Neu und innovativ sind auch keramische Fassaden. Langlebig
und unterhaltsarm unterstützen sie den sommerlichen Wärmeschutz, sind robust
und im Bedarfsfall flexibel anpassbar. Auch sie fügen sich als gestalterisches
Element nahtlos in die bestehende Gebäudelandschaft der Schweiz ein. Zudem
können sie mit Photovoltaik kombiniert werden: so kann sogar dann Strom
produziert werden, wenn Schnee liegt. Im Innosuisse-Forschungsprojekt
«GreenBrick», wird zudem untersucht, wie sich Tonprodukte als Trägersystem für
begrünte Fassaden einsetzen lassen. Erste Modell-Fassaden existieren bereits.
Apropos Forschung: Ziegelindustrie Schweiz arbeitet eng mit
der ETH Zürich, der Hochschule Luzern und anderen Forschungs- und
Lehrinstitutionen zusammen, um baustoffliches Fachwissen systematisch
fortzuentwickeln und weiterzugeben. Dort, wo Schweizer Erfindergeist,
engagiertes Unternehmertum und Forschung zusammentreffen, werden etablierte
Prozesse und Produkte fit gemacht für die Zukunft.

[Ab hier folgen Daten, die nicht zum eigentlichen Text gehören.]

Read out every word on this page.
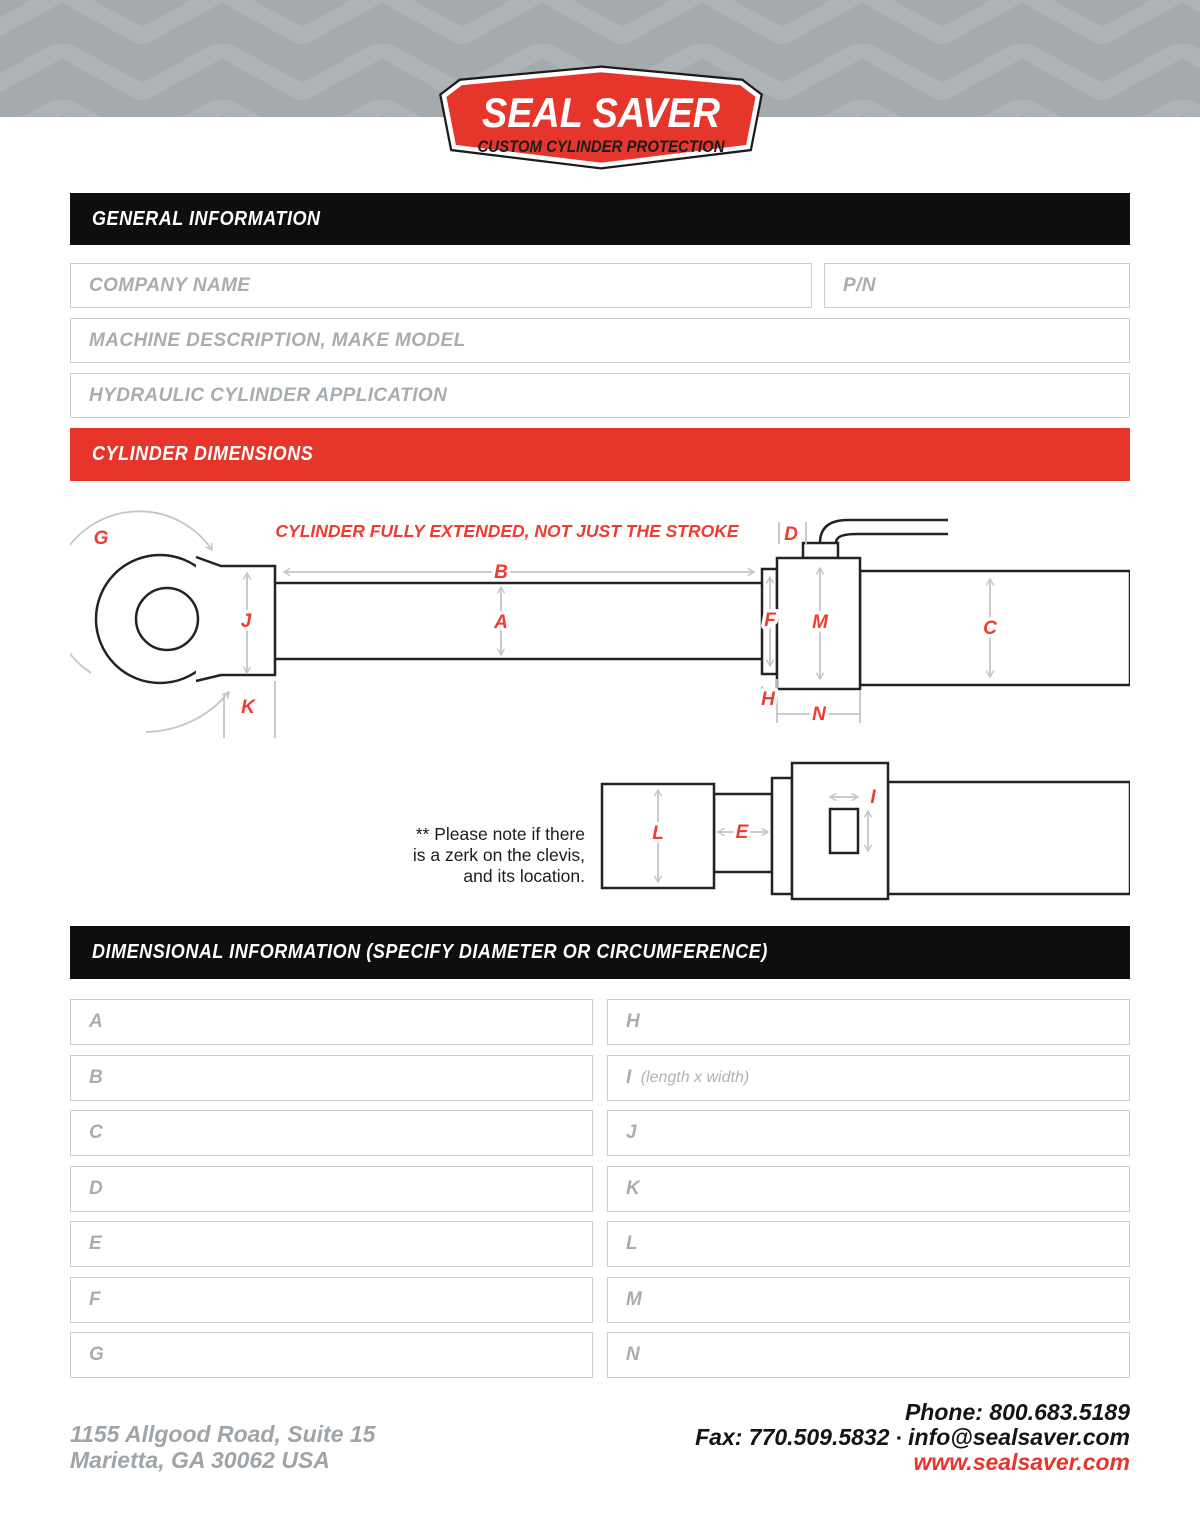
SEAL SAVER
CUSTOM CYLINDER PROTECTION
GENERAL INFORMATION
COMPANY NAME
P/N
MACHINE DESCRIPTION, MAKE MODEL
HYDRAULIC CYLINDER APPLICATION
CYLINDER DIMENSIONS
CYLINDER FULLY EXTENDED, NOT JUST THE STROKE
G
B
A
J
K
D
F M	C
H
N
L	E
I
** Please note if there
is a zerk on the clevis,
and its location.
DIMENSIONAL INFORMATION (SPECIFY DIAMETER OR CIRCUMFERENCE)
A	H
B	I (length x width)
C	J
D	K
E	L
F	M
G	N
1155 Allgood Road, Suite 15
Marietta, GA 30062 USA
Phone: 800.683.5189
Fax: 770.509.5832 ▪ info@sealsaver.com
www.sealsaver.com
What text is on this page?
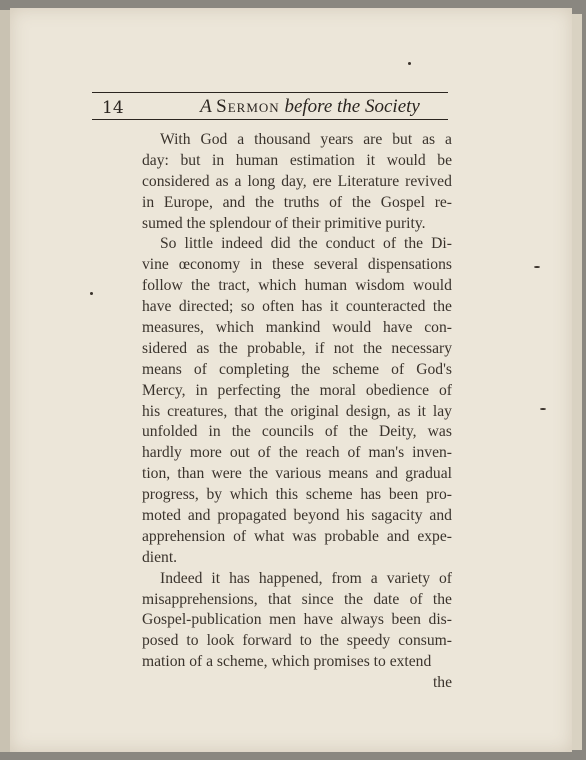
14	A Sermon before the Society
With God a thousand years are but as a
day: but in human estimation it would be
considered as a long day, ere Literature revived
in Europe, and the truths of the Gospel re-
sumed the splendour of their primitive purity.
So little indeed did the conduct of the Di-
vine œconomy in these several dispensations
follow the tract, which human wisdom would
have directed; so often has it counteracted the
measures, which mankind would have con-
sidered as the probable, if not the necessary
means of completing the scheme of God's
Mercy, in perfecting the moral obedience of
his creatures, that the original design, as it lay
unfolded in the councils of the Deity, was
hardly more out of the reach of man's inven-
tion, than were the various means and gradual
progress, by which this scheme has been pro-
moted and propagated beyond his sagacity and
apprehension of what was probable and expe-
dient.
Indeed it has happened, from a variety of
misapprehensions, that since the date of the
Gospel-publication men have always been dis-
posed to look forward to the speedy consum-
mation of a scheme, which promises to extend
the
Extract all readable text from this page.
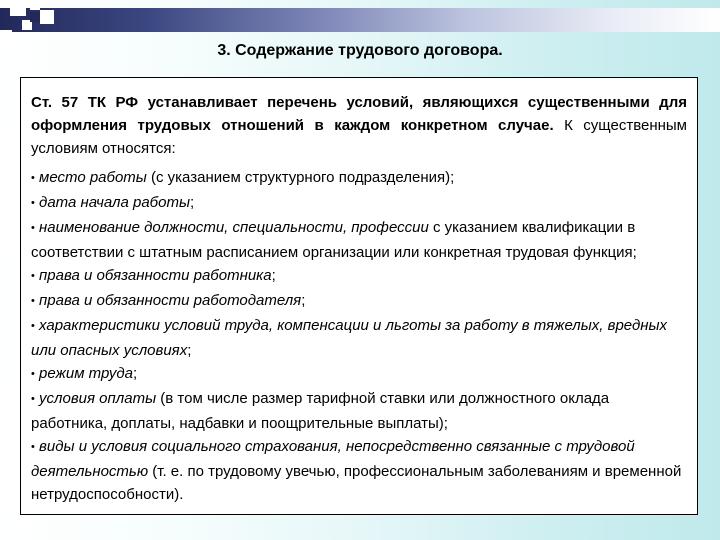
3. Содержание трудового договора.

Ст. 57 ТК РФ устанавливает перечень условий, являющихся существенными для оформления трудовых отношений в каждом конкретном случае. К существенным условиям относятся:

• место работы (с указанием структурного подразделения);

• дата начала работы;

• наименование должности, специальности, профессии с указанием квалификации в соответствии с штатным расписанием организации или конкретная трудовая функция;

• права и обязанности работника;

• права и обязанности работодателя;

• характеристики условий труда, компенсации и льготы за работу в тяжелых, вредных или опасных условиях;

• режим труда;

• условия оплаты (в том числе размер тарифной ставки или должностного оклада работника, доплаты, надбавки и поощрительные выплаты);

• виды и условия социального страхования, непосредственно связанные с трудовой деятельностью (т. е. по трудовому увечью, профессиональным заболеваниям и временной нетрудоспособности).
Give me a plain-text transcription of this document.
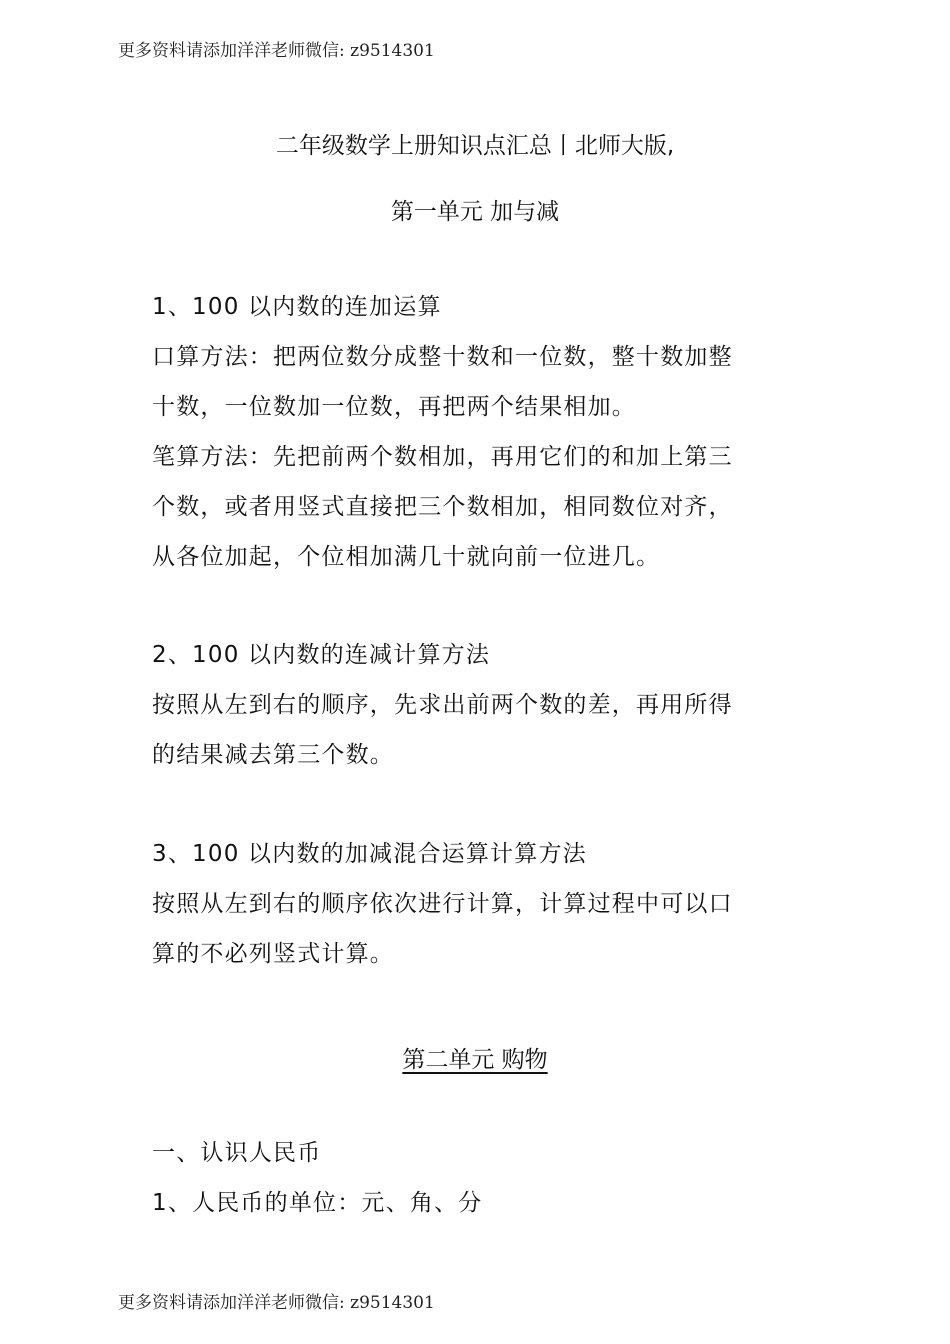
更多资料请添加洋洋老师微信: z9514301
二年级数学上册知识点汇总丨北师大版,
第一单元 加与减

1、100 以内数的连加运算

口算方法：把两位数分成整十数和一位数，整十数加整

十数，一位数加一位数，再把两个结果相加。

笔算方法：先把前两个数相加，再用它们的和加上第三

个数，或者用竖式直接把三个数相加，相同数位对齐，

从各位加起，个位相加满几十就向前一位进几。

2、100 以内数的连减计算方法

按照从左到右的顺序，先求出前两个数的差，再用所得

的结果减去第三个数。

3、100 以内数的加减混合运算计算方法

按照从左到右的顺序依次进行计算，计算过程中可以口

算的不必列竖式计算。

第二单元 购物

一、认识人民币

1、人民币的单位：元、角、分

更多资料请添加洋洋老师微信: z9514301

Wichtig erscheint in diesem Zusammenhang auch die Tatsache,
dass unsere Mitgliederfirmen mehrheitlich Familienunternehmen sind, die seit
Generationen Tonprodukte herstellen. Sie bilden Fachkräfte aus, schaffen
wertvolle Arbeitsplätze in ländlichen Gegenden und tragen zur regionalen
Wertschöpfung bei. Nachhaltiges Handeln, das Vergangenheit und Zukunft
verbindet, ist ein integraler Bestandteil ihrer DNA. Sie haben bei ihren
Entscheiden nicht den kurzfristigen Profit vor Augen, sondern stets die
nachfolgenden Generationen.
Mein Résumé: Vor dem Hintergrund der zunehmenden
Dekarbonisierung der Schweizer Bauwirtschaft und des Schweizer Gebäudeparks
sowie der steigenden Bedeutung der Nachhaltigkeit von Baustoffen bietet Ton als
heimischer, natürlicher und bewährter Baustoff ein enormes Potenzial. Es gilt,
dieses Potential für die kommenden Generationen zu bewahren und weiter zu
erschliessen. Der Schlüssel dazu: mutiges Unternehmertum, engagierte
Nachwuchsförderung, und – Sie ahnen es – Schweizer Erfindergeist.